En medio de amenazas permanentes de muerte, cuenta la valientísima alcaldesa de una localidad afgana, Zarifa Ghafari, que a veces no quiere pararse de la cama por la mañana pero que se dice que lo tiene que hacer y lo hace cada vez: cruza la puerta y se monta al carro para viajar entre los talibanes que la quieren matar.

Decía que sentí cierta sutileza en el cambio de año, pero el primer día de retomar la rutina cayó como un rayo y recordé que fácil no será nunca, aun sin tener que enfrentar talibanes. Casi no abro la página blanca en la que empezar a escribir, como si hubiera un muro y detrás estuvieran lo que más amo y lo que más temo, y delante mis ganas de no mirar nada de eso a los ojos. La selva desde fuera parece demasiado espesa como para poner un pie dentro. Solo cuando revisé mis notas empecé a recordar por qué escribo, a sentir lo que se mueve cuando lo hago, a retomar una respiración que no estuviera enfocada en el futuro. Hay que poner el pie. Así como el último día en la playa, cuando la euforia caía en picada recordándonos que no era esa en realidad nuestra vida, le dije a mi pareja: “todavía estamos aquí”.

Hace unos días me buscó una mujer a la que no conozco. Me contó que se sentía perdida, triste, insegura y que “ella antes no era así”. Entre otras cosas, le dije que no se construyera esa cárcel, que no se declarara portadora definitiva de aquello que no le gustaba y que la hería. Nos damos muy duro. Las redes sociales y el sistema nos venden una vaina que llaman normalidad. Entonces empieza el año, cada uno mira su vida, la presiente distinta —tal vez impostora—, ve el camino borroso y le tiemblan las piernas al intentar pisar huellas ajenas. Cuenta la escritora inglesa Jeanette Winterson en unas memorias que su madre adoptiva no podía aceptarla a ella, que era lesbiana y amaba los libros y la vida, y que un día, cuando Jeanette le expresó que era feliz junto a una mujer, su madre le respondió: “¿Por qué ser feliz cuando puedes ser normal?”

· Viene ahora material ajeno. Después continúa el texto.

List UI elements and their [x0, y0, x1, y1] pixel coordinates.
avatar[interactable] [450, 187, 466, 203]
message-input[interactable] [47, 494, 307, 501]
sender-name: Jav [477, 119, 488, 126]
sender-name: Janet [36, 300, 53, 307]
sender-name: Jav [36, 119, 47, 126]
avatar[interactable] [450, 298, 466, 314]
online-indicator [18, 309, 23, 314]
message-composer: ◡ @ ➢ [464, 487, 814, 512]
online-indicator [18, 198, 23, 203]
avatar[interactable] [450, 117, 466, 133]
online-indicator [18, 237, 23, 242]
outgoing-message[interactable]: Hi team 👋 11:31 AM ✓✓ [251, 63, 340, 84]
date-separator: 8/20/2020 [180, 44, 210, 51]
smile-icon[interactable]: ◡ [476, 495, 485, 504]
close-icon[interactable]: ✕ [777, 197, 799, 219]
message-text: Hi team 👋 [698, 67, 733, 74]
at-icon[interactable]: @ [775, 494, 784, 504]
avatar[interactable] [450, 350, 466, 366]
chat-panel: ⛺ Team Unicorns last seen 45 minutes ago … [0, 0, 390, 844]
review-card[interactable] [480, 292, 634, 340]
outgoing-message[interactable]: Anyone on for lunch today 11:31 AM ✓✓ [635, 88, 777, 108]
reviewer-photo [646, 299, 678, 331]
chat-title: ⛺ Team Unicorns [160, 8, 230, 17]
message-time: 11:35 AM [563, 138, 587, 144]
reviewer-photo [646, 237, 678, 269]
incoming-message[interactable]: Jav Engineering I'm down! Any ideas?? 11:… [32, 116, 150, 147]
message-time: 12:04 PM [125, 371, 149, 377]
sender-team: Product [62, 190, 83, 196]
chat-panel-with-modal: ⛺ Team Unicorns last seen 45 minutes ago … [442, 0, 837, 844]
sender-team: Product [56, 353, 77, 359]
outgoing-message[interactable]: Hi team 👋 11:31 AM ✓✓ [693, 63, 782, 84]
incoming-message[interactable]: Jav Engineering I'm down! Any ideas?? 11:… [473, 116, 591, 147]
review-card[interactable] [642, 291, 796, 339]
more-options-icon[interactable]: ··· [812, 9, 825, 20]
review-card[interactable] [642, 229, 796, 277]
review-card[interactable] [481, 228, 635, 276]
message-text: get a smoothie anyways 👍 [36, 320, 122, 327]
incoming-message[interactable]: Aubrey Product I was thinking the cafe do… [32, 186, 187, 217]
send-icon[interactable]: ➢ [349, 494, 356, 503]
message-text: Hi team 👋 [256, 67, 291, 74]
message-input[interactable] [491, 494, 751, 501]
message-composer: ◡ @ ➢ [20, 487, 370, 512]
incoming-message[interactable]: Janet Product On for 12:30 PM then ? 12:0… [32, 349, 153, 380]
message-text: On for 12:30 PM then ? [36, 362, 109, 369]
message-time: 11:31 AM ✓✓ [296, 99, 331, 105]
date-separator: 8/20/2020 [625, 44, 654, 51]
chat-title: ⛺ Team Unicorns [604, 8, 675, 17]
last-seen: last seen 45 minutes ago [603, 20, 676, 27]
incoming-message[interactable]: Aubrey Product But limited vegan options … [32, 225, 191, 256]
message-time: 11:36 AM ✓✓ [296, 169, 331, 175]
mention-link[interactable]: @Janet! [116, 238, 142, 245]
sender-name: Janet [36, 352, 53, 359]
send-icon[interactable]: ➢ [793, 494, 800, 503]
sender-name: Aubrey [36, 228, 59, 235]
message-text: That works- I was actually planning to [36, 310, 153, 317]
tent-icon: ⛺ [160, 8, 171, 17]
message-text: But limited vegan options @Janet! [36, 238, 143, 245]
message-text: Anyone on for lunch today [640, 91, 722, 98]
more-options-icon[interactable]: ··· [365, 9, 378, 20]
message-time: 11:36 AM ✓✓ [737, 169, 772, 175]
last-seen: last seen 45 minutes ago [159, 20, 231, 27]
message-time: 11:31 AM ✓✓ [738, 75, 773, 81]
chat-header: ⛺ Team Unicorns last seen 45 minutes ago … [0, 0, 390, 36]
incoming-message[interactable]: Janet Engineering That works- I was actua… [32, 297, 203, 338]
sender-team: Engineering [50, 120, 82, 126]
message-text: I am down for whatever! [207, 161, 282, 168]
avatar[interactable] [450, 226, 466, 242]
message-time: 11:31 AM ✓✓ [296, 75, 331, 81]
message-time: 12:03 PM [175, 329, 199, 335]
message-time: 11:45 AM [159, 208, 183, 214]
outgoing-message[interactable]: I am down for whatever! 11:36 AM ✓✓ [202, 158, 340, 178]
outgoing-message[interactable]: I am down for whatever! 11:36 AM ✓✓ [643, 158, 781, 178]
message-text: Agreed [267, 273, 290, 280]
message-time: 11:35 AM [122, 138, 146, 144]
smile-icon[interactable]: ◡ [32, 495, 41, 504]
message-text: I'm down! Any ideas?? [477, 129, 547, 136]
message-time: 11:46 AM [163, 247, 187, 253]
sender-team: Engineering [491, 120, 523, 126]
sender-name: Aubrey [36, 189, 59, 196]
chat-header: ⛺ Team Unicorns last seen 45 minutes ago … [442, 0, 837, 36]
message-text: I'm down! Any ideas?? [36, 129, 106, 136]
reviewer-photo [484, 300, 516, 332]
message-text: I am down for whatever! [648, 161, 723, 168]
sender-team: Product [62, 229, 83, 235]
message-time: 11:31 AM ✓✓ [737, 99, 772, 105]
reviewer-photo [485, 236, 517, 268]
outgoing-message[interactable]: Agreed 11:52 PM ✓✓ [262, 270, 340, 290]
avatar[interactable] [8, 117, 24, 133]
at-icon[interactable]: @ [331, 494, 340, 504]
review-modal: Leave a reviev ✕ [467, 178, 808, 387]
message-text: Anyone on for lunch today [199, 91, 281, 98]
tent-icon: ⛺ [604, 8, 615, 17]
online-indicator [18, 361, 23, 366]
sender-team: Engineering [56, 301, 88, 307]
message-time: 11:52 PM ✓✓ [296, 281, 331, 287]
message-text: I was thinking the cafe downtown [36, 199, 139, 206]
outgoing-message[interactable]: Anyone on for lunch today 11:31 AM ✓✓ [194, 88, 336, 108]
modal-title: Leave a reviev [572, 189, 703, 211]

No hay que resolver el año ni la existencia hoy. Solo hay que salir a la negrura silenciosa y correr y ver salir el sol para sentir el ritmo del corazón. Poner el pie. Al carajo la normalidad y los caminos tallados en piedra de lo que debería ser la vida. Seamos raros en busca de esa felicidad esquiva y disfrutemos la rareza. Vivir es cambiar. Y todavía estamos aquí.